THE JOURNAL OF AMERICAN HISTORY
November 30, 1986
The Killing Floor
By James R. Barrett
Many of the important social conflicts tearing at the fabric of American society during the red summer of 1919 seem to have been concentrated on Chicago's South Side. The dramatic expansion of the meat-packing industry and the wartime labor shortage had created a new working class, bringing thousands of blacks from the Deep South to join earlier waves of Irish and Slavic migrants in the city's giant slaughterhouses. While racial antagonism grew with competition for scarce jobs, housing, and recreational facilities, rising labor militancy reached the boiling point. For a brief historical moment, Chicago became the focal point for racial and class conflict in the United States. Could organizers break the color barrier and create an interracial labor movement, or would racism triumph over class solidarity?
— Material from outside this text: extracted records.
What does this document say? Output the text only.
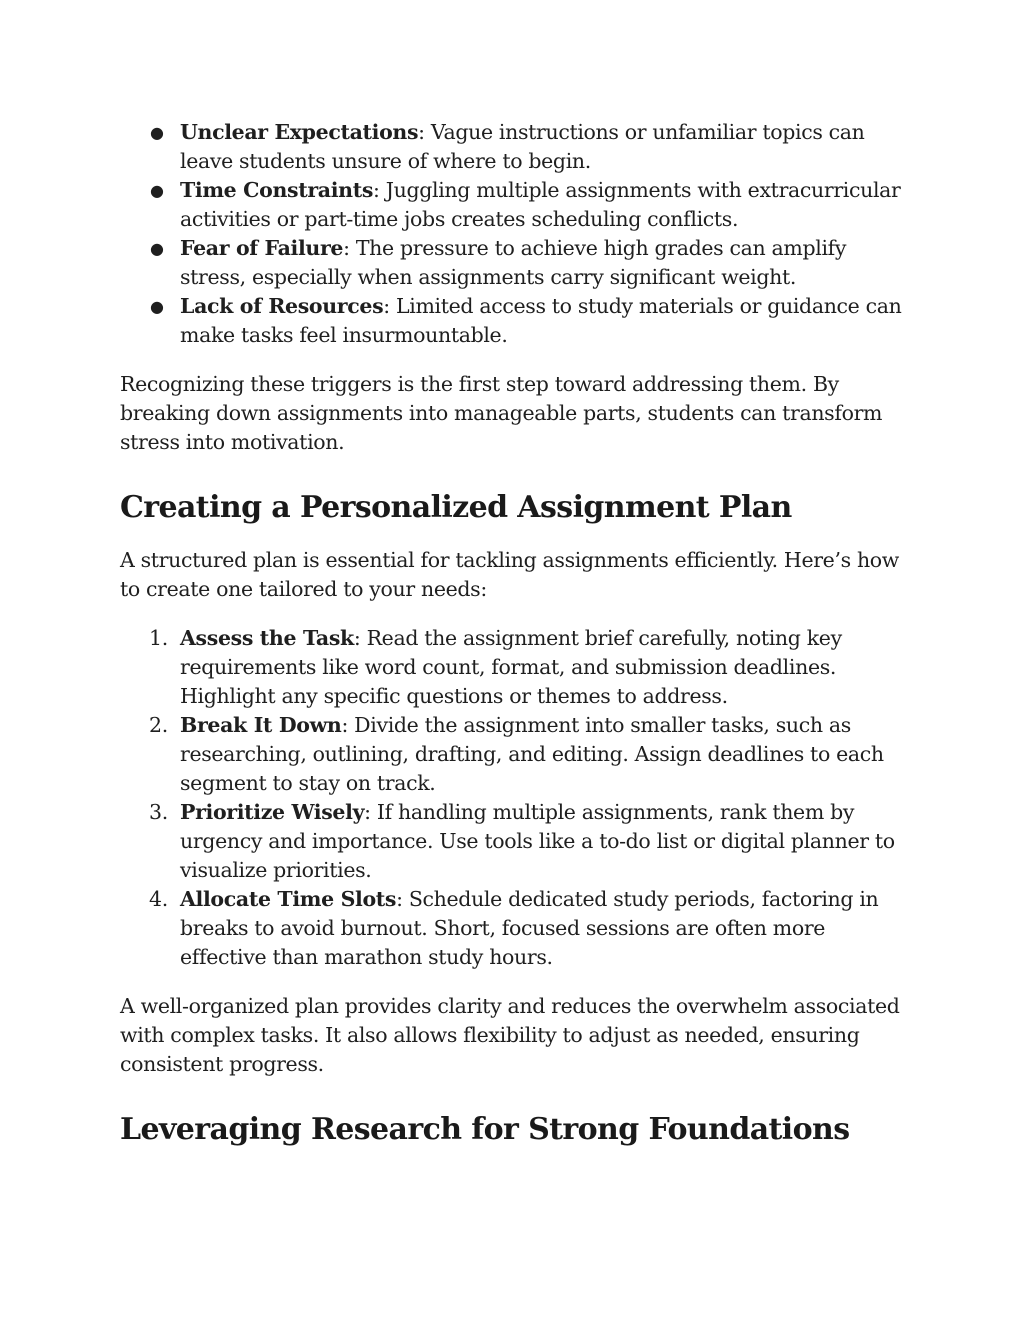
● Unclear Expectations: Vague instructions or unfamiliar topics can leave students unsure of where to begin.
● Time Constraints: Juggling multiple assignments with extracurricular activities or part-time jobs creates scheduling conflicts.
● Fear of Failure: The pressure to achieve high grades can amplify stress, especially when assignments carry significant weight.
● Lack of Resources: Limited access to study materials or guidance can make tasks feel insurmountable.

Recognizing these triggers is the first step toward addressing them. By breaking down assignments into manageable parts, students can transform stress into motivation.

Creating a Personalized Assignment Plan

A structured plan is essential for tackling assignments efficiently. Here’s how to create one tailored to your needs:

1. Assess the Task: Read the assignment brief carefully, noting key requirements like word count, format, and submission deadlines. Highlight any specific questions or themes to address.
2. Break It Down: Divide the assignment into smaller tasks, such as researching, outlining, drafting, and editing. Assign deadlines to each segment to stay on track.
3. Prioritize Wisely: If handling multiple assignments, rank them by urgency and importance. Use tools like a to-do list or digital planner to visualize priorities.
4. Allocate Time Slots: Schedule dedicated study periods, factoring in breaks to avoid burnout. Short, focused sessions are often more effective than marathon study hours.

A well-organized plan provides clarity and reduces the overwhelm associated with complex tasks. It also allows flexibility to adjust as needed, ensuring consistent progress.

Leveraging Research for Strong Foundations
The answer was by no means clear, and The Killing Floor brilliantly captures the drama of the moment as well as the historical forces that produced it. The film's success derives from its reliance on historical characters and situations that have been carefully developed through extensive research in primary sources.
The story follows Frank Custer, a young black man, from rural Mississippi to Chicago's Black Belt as he looks for work and a better life for his family. In the flush wartime economy, Custer hires on as a common laborer and saves enough to bring his family to Chicago. Like most of his fellow migrants, he is resistant at first to the Stockyards Labor Council recruiters but soon joins the union and throws himself into organizing, for reasons that are not entirely clear. With the armistice, unemployment and labor conflict become endemic, and on the killing floor itself, Custer senses "somethin' waitin' to happen."
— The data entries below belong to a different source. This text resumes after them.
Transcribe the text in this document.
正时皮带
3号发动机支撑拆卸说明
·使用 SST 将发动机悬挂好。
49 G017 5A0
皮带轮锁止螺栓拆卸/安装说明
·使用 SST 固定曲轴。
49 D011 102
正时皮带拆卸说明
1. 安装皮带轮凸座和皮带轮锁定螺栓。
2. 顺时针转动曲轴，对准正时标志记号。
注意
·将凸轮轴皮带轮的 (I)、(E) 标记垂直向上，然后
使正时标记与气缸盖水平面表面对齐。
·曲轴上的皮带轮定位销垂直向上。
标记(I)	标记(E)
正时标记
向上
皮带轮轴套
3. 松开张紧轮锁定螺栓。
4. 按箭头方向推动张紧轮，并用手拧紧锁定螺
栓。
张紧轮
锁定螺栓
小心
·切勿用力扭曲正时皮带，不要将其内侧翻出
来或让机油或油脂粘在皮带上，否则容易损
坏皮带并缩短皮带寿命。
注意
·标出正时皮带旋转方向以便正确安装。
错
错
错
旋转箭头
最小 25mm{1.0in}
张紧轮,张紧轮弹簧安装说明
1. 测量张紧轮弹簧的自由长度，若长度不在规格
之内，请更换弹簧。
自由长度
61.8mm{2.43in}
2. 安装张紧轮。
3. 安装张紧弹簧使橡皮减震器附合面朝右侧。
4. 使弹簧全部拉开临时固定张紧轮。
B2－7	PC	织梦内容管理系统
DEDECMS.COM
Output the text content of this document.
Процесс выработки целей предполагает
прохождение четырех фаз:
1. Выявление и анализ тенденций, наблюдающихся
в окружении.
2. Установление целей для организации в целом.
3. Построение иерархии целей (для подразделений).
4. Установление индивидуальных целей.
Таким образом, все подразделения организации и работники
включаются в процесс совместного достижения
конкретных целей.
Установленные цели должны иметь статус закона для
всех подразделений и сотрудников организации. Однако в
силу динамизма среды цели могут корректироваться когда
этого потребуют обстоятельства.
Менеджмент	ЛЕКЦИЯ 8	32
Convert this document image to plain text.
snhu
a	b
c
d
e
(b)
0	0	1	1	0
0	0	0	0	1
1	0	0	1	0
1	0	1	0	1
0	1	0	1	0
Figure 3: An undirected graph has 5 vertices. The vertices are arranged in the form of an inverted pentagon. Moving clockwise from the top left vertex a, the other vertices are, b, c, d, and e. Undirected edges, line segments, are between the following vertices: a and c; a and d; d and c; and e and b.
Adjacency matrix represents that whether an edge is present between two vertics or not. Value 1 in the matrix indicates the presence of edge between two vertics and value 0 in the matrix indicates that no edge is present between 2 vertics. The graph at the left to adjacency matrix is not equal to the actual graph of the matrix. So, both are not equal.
The race riot of July 1919, one of twenty-five that occurred throughout the nation in that year, presented men and woman like Custer with a personal crisis. In the Black Belt Custer is denounced as a “white man’s nigger” for his affiliation with the union. At the Stockyards Labor Council meeting, in the heart of immigrant Packingtown, he is shouted down by Slavic workers who believe that blacks have burned their homes. In the end, Custer reenters the stockyards under military protection along with thousands of other blacks.
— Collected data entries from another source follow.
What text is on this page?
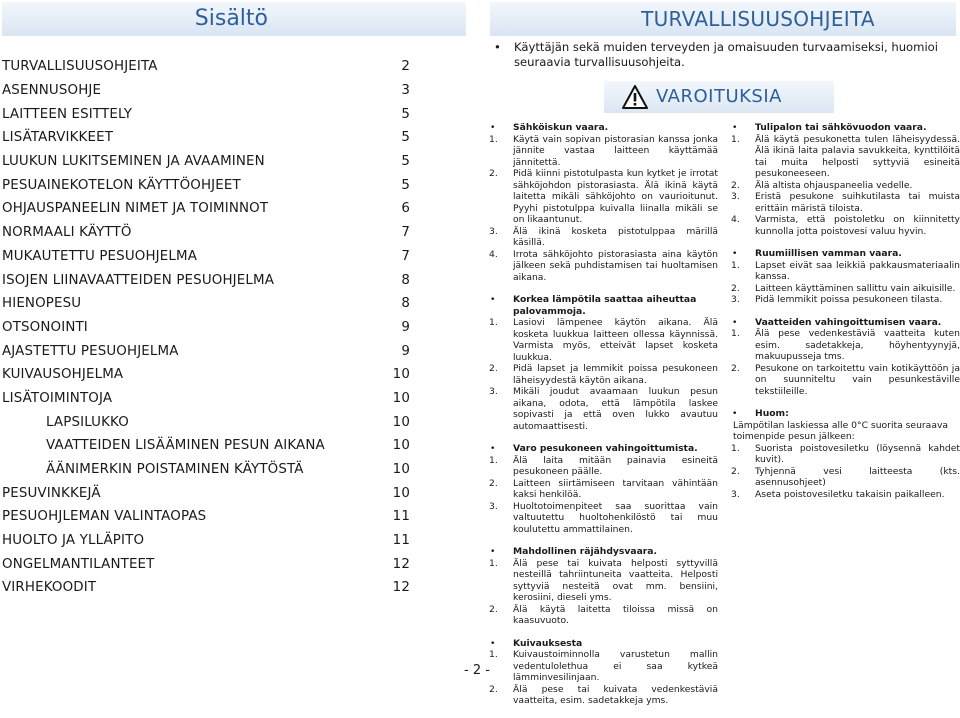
Sisältö
TURVALLISUUSOHJEITA	2
ASENNUSOHJE	3
LAITTEEN ESITTELY	5
LISÄTARVIKKEET	5
LUUKUN LUKITSEMINEN JA AVAAMINEN	5
PESUAINEKOTELON KÄYTTÖOHJEET	5
OHJAUSPANEELIN NIMET JA TOIMINNOT	6
NORMAALI KÄYTTÖ	7
MUKAUTETTU PESUOHJELMA	7
ISOJEN LIINAVAATTEIDEN PESUOHJELMA	8
HIENOPESU	8
OTSONOINTI	9
AJASTETTU PESUOHJELMA	9
KUIVAUSOHJELMA	10
LISÄTOIMINTOJA	10
LAPSILUKKO	10
VAATTEIDEN LISÄÄMINEN PESUN AIKANA	10
ÄÄNIMERKIN POISTAMINEN KÄYTÖSTÄ	10
PESUVINKKEJÄ	10
PESUOHJLEMAN VALINTAOPAS	11
HUOLTO JA YLLÄPITO	11
ONGELMANTILANTEET	12
VIRHEKOODIT	12
TURVALLISUUSOHJEITA
•	Käyttäjän sekä muiden terveyden ja omaisuuden turvaamiseksi, huomioi seuraavia turvallisuusohjeita.

VAROITUKSIA
• Sähköiskun vaara.
1. Käytä vain sopivan pistorasian kanssa jonka jännite vastaa laitteen käyttämää jännitettä.
2. Pidä kiinni pistotulpasta kun kytket je irrotat sähköjohdon pistorasiasta. Älä ikinä käytä laitetta mikäli sähköjohto on vaurioitunut. Pyyhi pistotulppa kuivalla liinalla mikäli se on likaantunut.
3. Älä ikinä kosketa pistotulppaa märillä käsillä.
4. Irrota sähköjohto pistorasiasta aina käytön jälkeen sekä puhdistamisen tai huoltamisen aikana.
• Korkea lämpötila saattaa aiheuttaa palovammoja.
1. Lasiovi lämpenee käytön aikana. Älä kosketa luukkua laitteen ollessa käynnissä. Varmista myös, etteivät lapset kosketa luukkua.
2. Pidä lapset ja lemmikit poissa pesukoneen läheisyydestä käytön aikana.
3. Mikäli joudut avaamaan luukun pesun aikana, odota, että lämpötila laskee sopivasti ja että oven lukko avautuu automaattisesti.
• Varo pesukoneen vahingoittumista.
1. Älä laita mitään painavia esineitä pesukoneen päälle.
2. Laitteen siirtämiseen tarvitaan vähintään kaksi henkilöä.
3. Huoltotoimenpiteet saa suorittaa vain valtuutettu huoltohenkilöstö tai muu koulutettu ammattilainen.
• Mahdollinen räjähdysvaara.
1. Älä pese tai kuivata helposti syttyvillä nesteillä tahriintuneita vaatteita. Helposti syttyviä nesteitä ovat mm. bensiini, kerosiini, dieseli yms.
2. Älä käytä laitetta tiloissa missä on kaasuvuoto.
• Kuivauksesta
1. Kuivaustoiminnolla varustetun mallin vedentulolethua ei saa kytkeä lämminvesilinjaan.
2. Älä pese tai kuivata vedenkestäviä vaatteita, esim. sadetakkeja yms.
• Tulipalon tai sähkövuodon vaara.
1. Älä käytä pesukonetta tulen läheisyydessä. Älä ikinä laita palavia savukkeita, kynttilöitä tai muita helposti syttyviä esineitä pesukoneeseen.
2. Älä altista ohjauspaneelia vedelle.
3. Eristä pesukone suihkutilasta tai muista erittäin märistä tiloista.
4. Varmista, että poistoletku on kiinnitetty kunnolla jotta poistovesi valuu hyvin.
• Ruumiillisen vamman vaara.
1. Lapset eivät saa leikkiä pakkausmateriaalin kanssa.
2. Laitteen käyttäminen sallittu vain aikuisille.
3. Pidä lemmikit poissa pesukoneen tilasta.
• Vaatteiden vahingoittumisen vaara.
1. Älä pese vedenkestäviä vaatteita kuten esim. sadetakkeja, höyhentyynyjä, makuupusseja tms.
2. Pesukone on tarkoitettu vain kotikäyttöön ja on suunniteltu vain pesunkestäville tekstiileille.
• Huom:
Lämpötilan laskiessa alle 0°C suorita seuraava toimenpide pesun jälkeen:
1. Suorista poistovesiletku (löysennä kahdet kuvit).
2. Tyhjennä vesi laitteesta (kts. asennusohjeet)
3. Aseta poistovesiletku takaisin paikalleen.
- 2 -
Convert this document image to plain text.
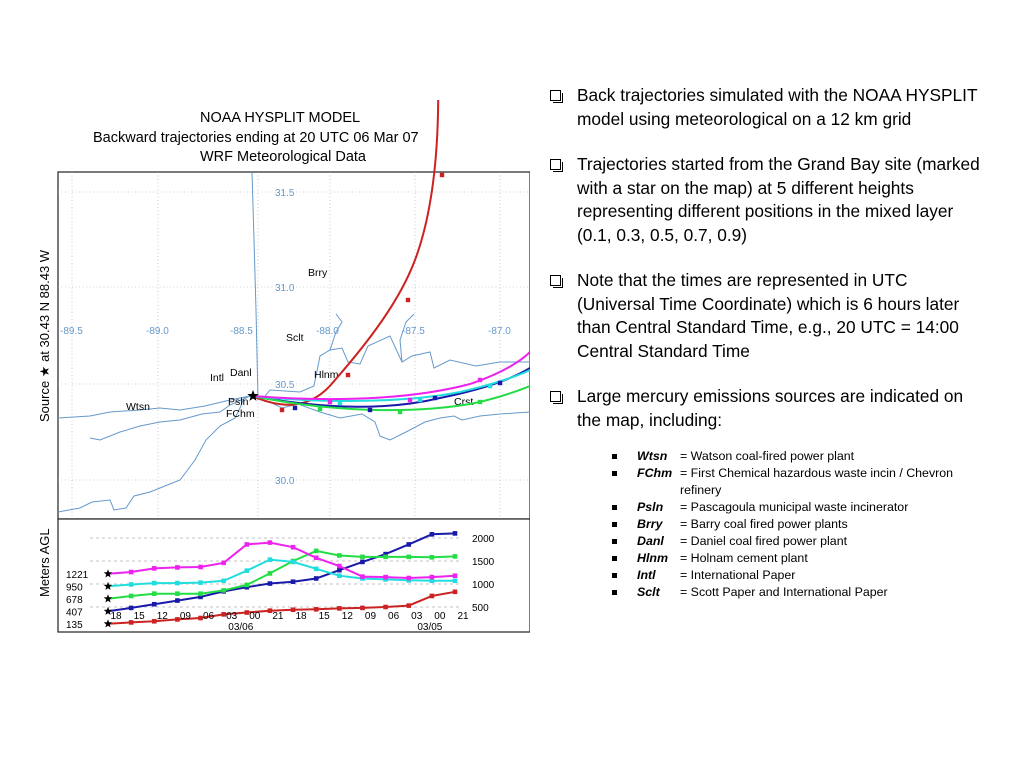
NOAA HYSPLIT MODEL
Backward trajectories ending at 20 UTC 06 Mar 07
WRF Meteorological Data
Source ★ at 30.43 N 88.43 W
Meters AGL
31.5
31.0
30.5
30.0
-89.5	-89.0	-88.5	-88.0	-87.5	-87.0
Brry
Sclt
Intl Danl	Hlnm
Wtsn	Psln
FChm
Crst
2000
1500
1000
500
1221
950
678
407
135
18 15 12 09 06 03 00 21 18 15 12 09 06 03 00 21
03/06	03/05
Back trajectories simulated with the NOAA HYSPLIT model using meteorological on a 12 km grid
Trajectories started from the Grand Bay site (marked with a star on the map) at 5 different heights representing different positions in the mixed layer (0.1, 0.3, 0.5, 0.7, 0.9)
Note that the times are represented in UTC (Universal Time Coordinate) which is 6 hours later than Central Standard Time, e.g., 20 UTC = 14:00 Central Standard Time
Large mercury emissions sources are indicated on the map, including:
Wtsn	= Watson coal-fired power plant
FChm = First Chemical hazardous waste incin / Chevron refinery
Psln	= Pascagoula municipal waste incinerator
Brry	= Barry coal fired power plants
Danl	= Daniel coal fired power plant
Hlnm = Holnam cement plant
Intl	= International Paper
Sclt	= Scott Paper and International Paper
The Killing Floor's most important achievement may be its realistic description of the complex consciousness of black workers in that era. A variety of antilabor elements within the black community emerge clearly--institutions such as the Wabash Avenue YMCA, which received most of its support from the packers and other large employers, and “race men” such as Austin "Heavy" Williams who, whether for money or for principle, agitated constantly against "the white man' s union." But the Black Belt was also home to such man as Robert Bedford, a staunchly class-conscious, northern-born shop steward in the largely white gang on the killing floor. In the film, as in real life, Bedford and Williams represent ideal types; most black workers' attitudes were far more mixed. Above all, blacks valued their new homes, their jobs, and all that those meant for their families. In wartime, with the economy and the government on their side, some of them saw the value of organizing with whites.
Frank Custer was not alone. During the 1919 riot, however, race consciousness dominated thinking on both sides of the color line, and there was little room for those, such as Custer, who straddled that line. "Nigger," Williams shouts, "you done forgot where you come from!"
The film's central theme--the tension between race consciousness and class consciousness--transcends the situation of Chicago's workers during the summer of 1919 and represents a key theme in working-class history. The human drama of Frank Custer's personal dilemma will have a very broad appeal, while the film’s sophisticated analysis will make it a natural focal point for discuss any class dealing with modern American society.